What Is Dual Listing
Dual listing refers to a listing of any security on two or more different exchanges. Companies use dual listing because of its benefits such as additional liquidity, increased access to capital, and the ability for its shares to trade for longer periods if the exchanges on which its shares are listed are in different time zones outweigh the costs of a second listing. Some exchanges have a number of listing categories for companies that seek a dual listing, each with different requirements and benefits.
- The main advantage of dual listing is access to additional capital and increased liquidity.
- A popular way for non-U.S. companies to dual list in the U.S. is by using ADRs, or American Depository Receipts.
- Considering exchange rates and other complications, stock price should remain the same on both exchanges. If not, an arbiter will bring them together.
- Some companies find it difficult to monitor their share trading in two markets simultaneously and may need to initiate separate marketing and investor-relations plans.
How Dual Listing Works
Dual listing, also known as interlisting or cross-listing, is attractive to many non-U.S. companies because of the depth of the capital markets in the U.S., the world’s biggest economy. Data indicate that companies tend to list in countries that have a similar culture or share a common language with their native jurisdiction. For example, most of the biggest Canadian companies are also listed on U.S. exchanges.
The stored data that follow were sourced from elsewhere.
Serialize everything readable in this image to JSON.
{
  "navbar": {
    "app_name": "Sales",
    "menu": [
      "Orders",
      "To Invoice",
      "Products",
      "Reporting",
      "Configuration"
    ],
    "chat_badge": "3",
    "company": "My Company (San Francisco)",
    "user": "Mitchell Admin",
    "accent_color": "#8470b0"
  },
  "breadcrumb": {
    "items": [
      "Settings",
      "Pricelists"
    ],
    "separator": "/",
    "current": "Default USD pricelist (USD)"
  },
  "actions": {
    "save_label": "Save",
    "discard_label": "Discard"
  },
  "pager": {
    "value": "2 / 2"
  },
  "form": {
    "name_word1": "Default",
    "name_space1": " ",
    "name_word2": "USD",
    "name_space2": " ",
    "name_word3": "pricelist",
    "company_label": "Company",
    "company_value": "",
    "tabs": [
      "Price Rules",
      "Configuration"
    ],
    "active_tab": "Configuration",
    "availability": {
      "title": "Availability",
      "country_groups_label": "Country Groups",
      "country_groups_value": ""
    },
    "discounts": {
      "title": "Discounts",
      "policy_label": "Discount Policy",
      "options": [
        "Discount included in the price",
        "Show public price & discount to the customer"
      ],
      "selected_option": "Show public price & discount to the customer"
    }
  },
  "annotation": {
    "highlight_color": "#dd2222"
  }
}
A foreign company may seek an ordinary listing, the most prestigious type of listing, on an exchange such as the NYSE or NASDAQ, but the requirements to do so are stringent. In addition to meeting the exchange’s listing criteria, the foreign company also has to satisfy U.S. regulatory requirements, restate its financials, and arrange for clearing and settlement of its trades.
A popular form of dual listing for many leading non-U.S. companies is through American Depositary Receipts (ADRs). An ADR represents the foreign shares of the company held in trust by a custodian bank in the company’s home country and carries the same rights of the shares.
Note that the stock price of a dual-listed company should be approximately the same in both jurisdictions, after taking currency differences and transaction costs into account. Otherwise, arbitrageurs would step in and exploit the price differences. That said, price divergences do occur from time to time, especially when trading hours do not overlap and there has been a significant price move in one market.
Dual Listing Pros and Cons
There are numerous advantages of dual listing. Companies get access to a larger pool of potential investors, which can be beneficial for investors as well. For example, many Australian and Canadian resource companies list their shares on European exchanges because of substantial investor interest, partly due to the relative paucity of local resource companies.
Dual listing improves a company’s share liquidity and its public profile because the shares trade on more than one market. Dual listing also enables a company to diversify its capital-raising activities, rather than being reliant only on its domestic market.
Among the drawbacks is that dual listing is expensive due to the costs involved in the initial listing and ongoing listing expenses. Differing regulatory and accounting standards may also necessitate the need for additional legal and finance staff. Dual listing could place more demands on management as well, given the additional time required to communicate with investors in the second jurisdiction through road shows, for example.